Colombo: Sri Lanka’s president Ranil Wickremesinghe on Wednesday appealed for patience amid the country’s worst economic crisis but promised brighter times ahead.
Wickremesinghe said in a policy speech after inaugurating a new parliamentary session that he had been forced to make unpopular decisions to salvage the country’s finances, including by implementing measures such as higher taxes.
“Inflation rises during an economic crisis. The price of goods increases. Employment is at risk. Businesses collapse. Taxes increase. It is difficult for all sections of the society to survive. However, if we endure this hardship for another five to six months, we can reach a solution,” Wickremesinghe said.
He added that government employees would receive additional pay in the third and fourth quarters of the year and that the private sector would also be granted concessions. Wickremesinghe said that “if we continue in this manner … the public would become prosperous, with income sources increasing. The interest rate can be reduced. In another three years, present incomes can be increased by 75%.”
Sri Lanka is effectively bankrupt and has suspended repayment of nearly $7 billion in foreign debt due this year pending the outcome of talks with the International Monetary Fund for a bailout package.
The country’s foreign debt exceeds $51 billion, of which $28 billion must be repaid by 2027.
A currency crisis has also led to shortages of essential items like food, fuel, medicine and cooking gas.

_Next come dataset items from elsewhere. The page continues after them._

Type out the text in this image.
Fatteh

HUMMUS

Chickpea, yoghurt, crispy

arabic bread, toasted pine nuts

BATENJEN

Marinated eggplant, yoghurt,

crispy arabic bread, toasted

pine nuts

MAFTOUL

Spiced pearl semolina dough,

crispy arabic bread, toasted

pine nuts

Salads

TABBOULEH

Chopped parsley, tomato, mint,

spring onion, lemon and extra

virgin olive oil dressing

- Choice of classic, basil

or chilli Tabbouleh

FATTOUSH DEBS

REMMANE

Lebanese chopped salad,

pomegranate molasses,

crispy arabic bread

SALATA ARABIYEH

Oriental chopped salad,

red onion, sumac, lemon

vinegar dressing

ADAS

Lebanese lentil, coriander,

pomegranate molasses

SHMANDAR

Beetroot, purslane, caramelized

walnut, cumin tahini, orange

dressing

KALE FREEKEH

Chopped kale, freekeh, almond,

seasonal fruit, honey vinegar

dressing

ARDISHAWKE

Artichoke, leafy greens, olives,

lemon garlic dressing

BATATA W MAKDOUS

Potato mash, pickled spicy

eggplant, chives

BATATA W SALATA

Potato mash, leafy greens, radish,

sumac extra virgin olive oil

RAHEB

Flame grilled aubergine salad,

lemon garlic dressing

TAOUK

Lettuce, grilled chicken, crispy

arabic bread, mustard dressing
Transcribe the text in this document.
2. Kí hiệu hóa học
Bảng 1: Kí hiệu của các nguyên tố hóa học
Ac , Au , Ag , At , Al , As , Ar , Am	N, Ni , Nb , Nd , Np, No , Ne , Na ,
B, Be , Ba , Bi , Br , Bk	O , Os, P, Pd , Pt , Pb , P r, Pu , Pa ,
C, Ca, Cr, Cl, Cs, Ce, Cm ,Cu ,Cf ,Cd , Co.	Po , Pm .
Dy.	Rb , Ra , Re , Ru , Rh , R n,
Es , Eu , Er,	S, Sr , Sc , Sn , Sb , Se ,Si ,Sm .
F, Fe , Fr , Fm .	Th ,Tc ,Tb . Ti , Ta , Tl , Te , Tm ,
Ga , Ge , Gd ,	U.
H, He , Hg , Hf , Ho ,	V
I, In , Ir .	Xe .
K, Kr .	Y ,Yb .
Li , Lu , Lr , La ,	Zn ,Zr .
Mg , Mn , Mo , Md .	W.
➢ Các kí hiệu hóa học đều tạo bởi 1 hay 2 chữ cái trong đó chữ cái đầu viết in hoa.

Massive protests last year forced Wickremesinghe’s predecessor, Gotabaya Rajapaksa, to flee the country and resign.
Wickremesinghe has managed to somewhat stabilize the economic situation by reducing the shortages, enabling schools and offices to function. But power cuts continue because of the fuel shortage, and the government struggles to find money to pay government employees.
India was the first bilateral creditor to announce financial assurances to the IMF and on Tuesday the president’s office shared with the media a statement from the Paris Club — a group of creditor nations including the U.S., Britain, France and others — giving similar assurances.
However, the IMF program hinges on China, which owns about 10% of Sri Lanka’s foreign debt and has given a two-year debt moratorium starting from 2022. But a visiting U.S. diplomat said last week that China has not done enough to meet IMF standards for loan restructuring.